Brain drain or brain exchange?

Employment and Social Affairs

Free movement of people has been one of the cornerstone of the Treaty of Rome, signed in 1957. With the removal of border barriers and the abolishment of labour market restrictions, EU nationals have had the opportunity to settle wherever they choose within the boundaries of the European Union. Nevertheless, labour mobility has turned into a controversial issue, as the movement of the “European labour force” has become more common, due to the economic crisis.

Today, we assist to an increasing wave of labour mobility, also called brain drain, characterized by the migration of many young professionals from the European periphery to Northern Europe. Since its founding, the European Union has experienced growing migration trends of highly-skilled workers, especially after its enlargement. Nevertheless, migrating today is not anymore a choice, but a necessity. In recent years, Europe has witnessed an exodus of highly qualified professionals coming from countries like Ireland, Italy, Greece, Portugal, and Spain, which have been hardly affected by the economic crisis. Facing a high unemployment rate, young researchers and scientists have left their own country in order to seek professional opportunities abroad. In most cases, the difference of wages, a better quality of life and economic stability have been the pushing factors that influenced the flight of human capital the most.

Although, in theory, labour mobility is one of the basic economic balancing mechanisms, which allows a currency area to survive to crisis, the flight of highly skilled “human capital” from certain regions of the EU to others may result in long-term negative effects on economic growth. Indeed, it is not surprising that a long-term brain loss could be detrimental to sending countries and could increase the already existing imbalance of economic power within the EU. Indeed, Member States, which have experienced a significant migration of highly-skilled human capital, would suffer from decline of productivity and lack of innovation; both these factors may result in a higher unemployment rates and in an economic slowdown, that could undermine any effort of these countries to change their growth model.

Starting by these premises, the brain drain from some European regions to others is a dangerous phenomenon, whose solution lies in the reversal of the increasing unemployment trend in the Southern European countries. In order to do so, Member States need to reform their productive model to secure a sustainable long term growth. At the same time, it is crucial for the EU to support countries experiencing flight of human capital not only with funding but providing recommendations on social policies.

The Commissioner for employment and social affairs, Marianne Thyssen, is preparing a “Labour Mobility Package”, which is supposed to be presented at the end of the first quarter of the year. “The EU has to return to the path of more jobs and social convergence. This as a matter of urgency. In promoting labour mobility, we have to take into account the needs and concerns both of the countries jobseekers are leaving, particularly considering the risk of brain drain, and the needs and concerns of the countries where they wish to work”, declared Vice-President Valdis Dombrovskis.

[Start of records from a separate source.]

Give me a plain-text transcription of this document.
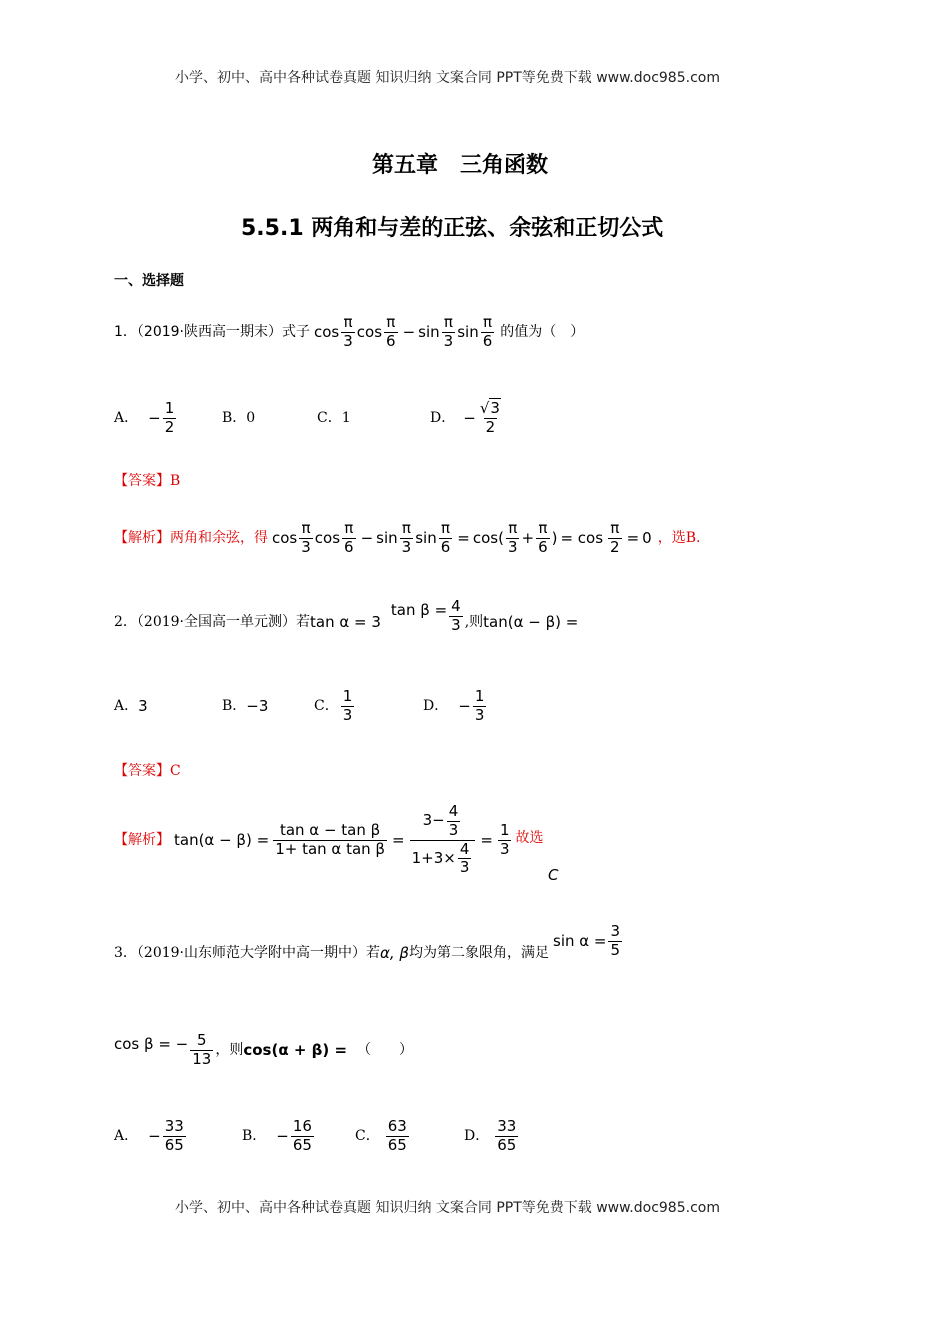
小学、初中、高中各种试卷真题 知识归纳 文案合同 PPT等免费下载 www.doc985.com
第五章　三角函数
5.5.1 两角和与差的正弦、余弦和正切公式
一、选择题
1．（2019·陕西高一期末）式子 $\cos \frac{\pi}{3}$ $\cos \frac{\pi}{6} - \sin \frac{\pi}{3}$ $\sin \frac{\pi}{6}$ 的值为（　）
A． − $\frac{1}{2}$	B．0	C．1	D． − $\frac{√3}{2}$
【答案】B
【解析】 两角和余弦，得 $\cos \frac{\pi}{3}$ $\cos \frac{\pi}{6} - \sin \frac{\pi}{3}$ $\sin \frac{\pi}{6} = \cos( \frac{\pi}{3} + \frac{\pi}{6}$ ) = $\cos \frac{\pi}{2} = 0$ ，选B.
2．（2019·全国高一单元测）若 tan α = 3
$\tan \beta = \frac{4}{3}$ ,则 tan(α − β) =
A． 3	B． −3	C． $\frac{1}{3}$	D． − $\frac{1}{3}$
【答案】C
【解析】 $\tan(\alpha - \beta) = \frac{\text{tan α − tan β}}{\text{1+ tan α tan β}} = \frac{3- \frac{4}{3}}{1+3\times \frac{4}{3}} = \frac{1}{3}$ 故选
C
3．（2019·山东师范大学附中高一期中）若 α, β 均为第二象限角，满足
$\sin \alpha = \frac{3}{5}$
cos β = − $\frac{5}{13}$ ，则 cos(α + β) = （　　）
A． − $\frac{33}{65}$	B． − $\frac{16}{65}$	C． $\frac{63}{65}$	D． $\frac{33}{65}$
小学、初中、高中各种试卷真题 知识归纳 文案合同 PPT等免费下载 www.doc985.com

The document is expected to analyse and report on mobility flows and their consequences on national labour markets and social security systems both in countries of origin and countries of destination. This could be an important occasion to deal with the brain drain phenomenon and to give rise to a “brain exchange”, through which highly-skilled professionals, moving throughout different regions of Europe, could contribute to the economic growth of the European Union as a whole.